Não chega a tanto. Aqui seria impensável destruir quase 80 anos de trabalho do Instituto Brasileiro de Geografia e Estatística (IBGE), transformando-o em uma instituição servil, desonesta, mentirosa e desrespeitada mundo afora, como é hoje o Indec argentino. Obrigado a trabalhar com índices oficiais produzidos pelos governos dos países, o Fundo Monetário Internacional (FMI) já ameaçou até suspender a Argentina, caso continue falsificando estatísticas.
É verdade que os mirabolantes truques do Ministério da Fazenda para alcançar a meta fiscal tornam nossa contabilidade desacreditada, carregando junto bancos públicos e empresas estatais, usados pelo governo como meros instrumentos de maquiagem. E acabam produzindo efeito contrário ao pretendido porque só o governo e mais ninguém acredita que a meta de 2012 foi cumprida e tampouco será a de 2013. Bancos, fundos de investimentos, instituições financeiras e consultorias calculam seus próprios números, já descontando a camuflagem, e é com eles que trabalham. Ou seja, além de produzirem um resultado desacreditado, o ato de tentar falsear contribui para nutrir o cenário de desconfiança em relação à economia brasileira, já baqueada pela estranha combinação de inflação alta e crescimento medíocre. E este é um cenário ruim para um país que precisa atrair investimentos privados.
Mas há uma diferença fundamental: enquanto a Argentina resolve o descumprimento de metas e compromissos com falsificações grosseiras, gestos autoritários e desrespeito às regras da democracia, intervindo e demitindo funcionários honestos do Indec, o governo brasileiro não ousa fazer o mesmo com o IBGE. E as triangulações financeiras - criticadas e contestadas - que faz com o Banco do Brasil, o Banco Nacional de Desenvolvimento Econômico e Social (BNDES), Petrobrás e Eletrobrás podem até desaparecer da dívida líquida, mas inevitavelmente aparecem e inflacionam a dívida bruta. E isso o governo não esconde.
No câmbio. É verdade também que o Brasil começa a enfrentar problemas na área cambial que a Argentina vive há tempos, desde 2011. Porém há outra diferença a favor do Brasil: até agora o País não perdeu reservas cambiais e a desvalorização do real em relação ao dólar não tem sido mais grave do que têm enfrentado outras moedas, desde que o Federal Reserve anunciou a retirada de estímulos à economia dos EUA. Apesar disso, preocupa a fuga de capitais de investidores estrangeiros: só da Bovespa saíram R$ 4,073 bilhões no mês passado. E a explicação maior é a desconfiança com os rumos da economia, além do desastre com as ações das empresas do Grupo X, de Eike Batista.
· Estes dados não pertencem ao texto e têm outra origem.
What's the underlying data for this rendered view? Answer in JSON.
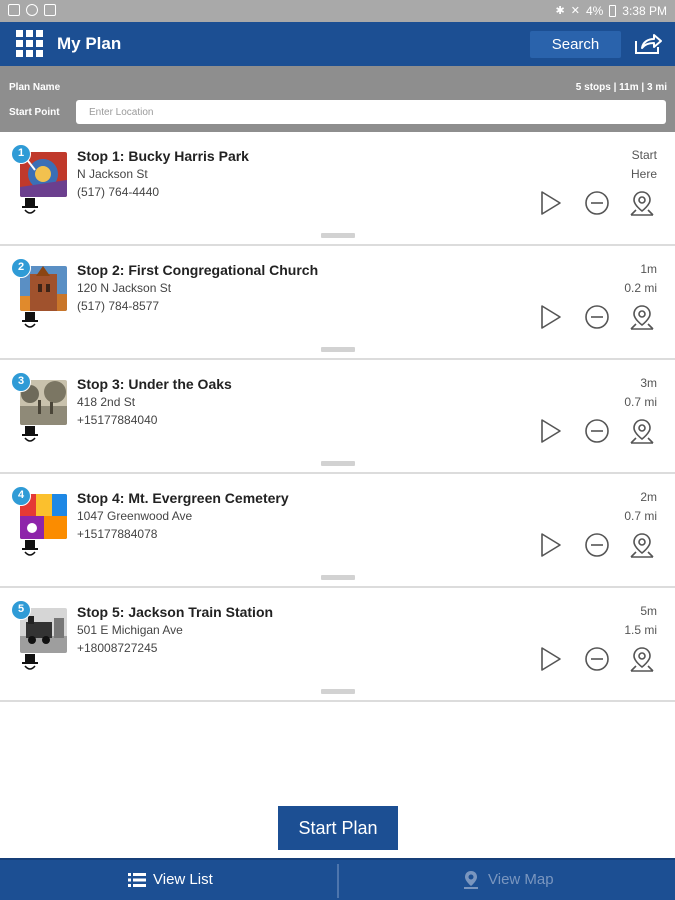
{
  "status_bar": {
    "battery": "4%",
    "time": "3:38 PM"
  },
  "app_bar": {
    "title": "My Plan",
    "search_label": "Search"
  },
  "plan": {
    "name_label": "Plan Name",
    "summary": "5 stops | 11m | 3 mi",
    "start_label": "Start Point",
    "start_placeholder": "Enter Location",
    "start_value": ""
  },
  "stops": [
    {
      "number": "1",
      "title": "Stop 1: Bucky Harris Park",
      "address": "N Jackson St",
      "phone": "(517) 764-4440",
      "time": "Start",
      "distance": "Here"
    },
    {
      "number": "2",
      "title": "Stop 2: First Congregational Church",
      "address": "120 N Jackson St",
      "phone": "(517) 784-8577",
      "time": "1m",
      "distance": "0.2 mi"
    },
    {
      "number": "3",
      "title": "Stop 3: Under the Oaks",
      "address": "418 2nd St",
      "phone": "+15177884040",
      "time": "3m",
      "distance": "0.7 mi"
    },
    {
      "number": "4",
      "title": "Stop 4: Mt. Evergreen Cemetery",
      "address": "1047 Greenwood Ave",
      "phone": "+15177884078",
      "time": "2m",
      "distance": "0.7 mi"
    },
    {
      "number": "5",
      "title": "Stop 5: Jackson Train Station",
      "address": "501 E Michigan Ave",
      "phone": "+18008727245",
      "time": "5m",
      "distance": "1.5 mi"
    }
  ],
  "start_plan_label": "Start Plan",
  "bottom_nav": {
    "list_label": "View List",
    "map_label": "View Map"
  },
  "colors": {
    "primary": "#1c4f93",
    "badge": "#2f9bd6",
    "header_gray": "#8e8e8e",
    "status_gray": "#a9a9a9"
  }
}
Já a vizinha Argentina vem perigosamente perdendo reservas desde outubro de 2011, quando o governo começou a aplicar medidas de controle do câmbio. Só este ano a perda chegou a US$ 5,242 bilhões e entre 2010 e o mês passado o estoque das reservas desabou de mais de US$ 50 bilhões para US$ 38 bilhões. E como reagiu a presidente Cristina Kirchner? Na segunda-feira anunciou anistia para quem fugiu do controle cambial: nos próximos 90 dias quem repatriar ou legalizar dólares guardados em casa ou em caixas-fortes de bancos poderá fazê-lo sem pagar qualquer taxa ou imposto: o cidadão entrega os dólares não declarados a qualquer banco e recebe em troca papéis garantidos pelo governo. Economistas argentinos apostam que a anistia vai transformar o país em temporário paraíso de lavagem de dinheiro.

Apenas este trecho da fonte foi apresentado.